I successi con Jasmine Paolini

Furlan ha portato Jasmine Paolini a risultati straordinari: finali a Wimbledon e Roland Garros, oro olimpico a Parigi 2024, e il raggiungimento della posizione numero 4 del ranking WTA. Il loro lavoro insieme è cominciato nel 2015 in forma saltuaria, per poi consolidarsi negli anni successivi alla pandemia, è stata una delle più longeve e fruttuose del tennis italiano recente.

Un addio pieno di gratitudine

La separazione tra i due è stata segnata da grande rispetto reciproco. Sui social, Paolini ha espresso gratitudine per il tempo trascorso insieme, sottolineando come Furlan abbia avuto un ruolo cruciale nella sua crescita, non solo sportiva ma anche personale. “Tutto quello che ho imparato da lui mi accompagnerà sempre e continuerà a guidarmi nel futuro”, ha scritto Jasmine su Instagram.

Il passato da giocatore e l’esperienza da tecnico

Renzo Furlan, oltre ai successi con Paolini, può vantare anche un passato importante da giocatore: è stato numero 19 del mondo, ha battuto sette top ten (tra cui Lendl, Becker e Chang), e ha vinto due tornei Atp. Dopo il ritiro, ha ricoperto il ruolo di responsabile del centro federale di Tirrenia dal 2004 al 2010, ha seguito Francesca Schiavone prima della vittoria al Roland Garros, ed è stato mentore dei giovani serbi U20.

Il profilo umano: discrezione e passione

Dal punto di vista umano, è descritto come un tecnico riservato, appassionato, dotato di grande intelligenza e serietà. “Nel tennis non arrivi mai da solo, è sempre il frutto di un lavoro di squadra”, è una delle frasi che meglio riassume la sua filosofia e che – non a caso – piace anche a Sinner.

Le parole di Furlan su Sinner: “È nettamente superiore agli altri”

In una recente intervista a Sky Tennis Club, Renzo Furlan ha parlato apertamente della sua ammirazione per Jannik Sinner. “Sono convinto che i due che giocano nettamente meglio quando sono al top della loro forma siano Sinner e Alcaraz”, ha dichiarato il tecnico veneto. “Sulla terra, sul cemento, sull’erba, indoor, in qualsiasi tipo di superficie. Secondo me loro rappresentano al meglio il tennis di adesso. Anche se vedo un Alcaraz che va un po’ a fasi alterne, mentre Sinner ha trovato una continuità di rendimento che è spaventosa. È nettamente superiore agli altri”.

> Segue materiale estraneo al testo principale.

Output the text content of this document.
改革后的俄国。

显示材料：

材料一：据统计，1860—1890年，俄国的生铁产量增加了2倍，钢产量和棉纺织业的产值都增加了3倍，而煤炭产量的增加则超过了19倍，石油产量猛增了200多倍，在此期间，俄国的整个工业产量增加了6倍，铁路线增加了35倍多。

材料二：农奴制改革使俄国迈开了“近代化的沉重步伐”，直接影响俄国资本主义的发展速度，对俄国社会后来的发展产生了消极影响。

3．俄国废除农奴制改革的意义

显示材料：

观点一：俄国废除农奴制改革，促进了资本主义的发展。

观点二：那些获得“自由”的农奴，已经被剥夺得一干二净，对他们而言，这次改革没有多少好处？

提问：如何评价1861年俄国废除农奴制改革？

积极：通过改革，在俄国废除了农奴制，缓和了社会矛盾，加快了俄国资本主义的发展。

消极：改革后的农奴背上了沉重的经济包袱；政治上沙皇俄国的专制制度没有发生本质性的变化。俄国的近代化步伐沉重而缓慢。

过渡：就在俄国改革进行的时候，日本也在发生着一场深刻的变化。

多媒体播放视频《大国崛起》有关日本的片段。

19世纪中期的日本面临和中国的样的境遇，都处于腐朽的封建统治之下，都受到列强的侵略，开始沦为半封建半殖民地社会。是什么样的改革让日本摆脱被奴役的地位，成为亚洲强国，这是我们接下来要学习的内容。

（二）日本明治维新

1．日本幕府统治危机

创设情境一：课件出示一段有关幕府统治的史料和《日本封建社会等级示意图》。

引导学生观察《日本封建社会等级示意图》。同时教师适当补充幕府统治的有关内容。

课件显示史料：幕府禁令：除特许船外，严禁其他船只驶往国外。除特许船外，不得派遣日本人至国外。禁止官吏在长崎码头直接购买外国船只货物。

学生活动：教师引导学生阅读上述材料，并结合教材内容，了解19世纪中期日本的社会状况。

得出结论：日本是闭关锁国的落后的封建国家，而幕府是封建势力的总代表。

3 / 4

Tempi stretti e un futuro ancora da scrivere

Il tempo stringe. Sinner tornerà presto ad allenarsi a pieno regime in vista degli Internazionali d’Italia, e al suo fianco ci saranno Panichi, Badio, Vagnozzi e – almeno per ora – Cahill. Ma all’orizzonte si fa sempre più concreto il nome di Furlan, candidato forte a prendere il posto dell’australiano. E come scrive la Repubblica, se “tre indizi fanno una prova, qui ce ne sono molti di più”.

Gli altri nomi in corsa (ma più lontani)

Nel frattempo, tra i nomi circolati per l’eventuale successione a Cahill, si sono fatti anche quelli di John McEnroe, Ivan Ljubicic, Goran Ivanisevic, Stefan Edberg, André Agassi e Magnus Norman. Tuttavia, l’ipotesi Furlan sembra oggi la più solida, anche per quella continuità tecnica e culturale che Jannik e il suo staff cercano con cura maniacale.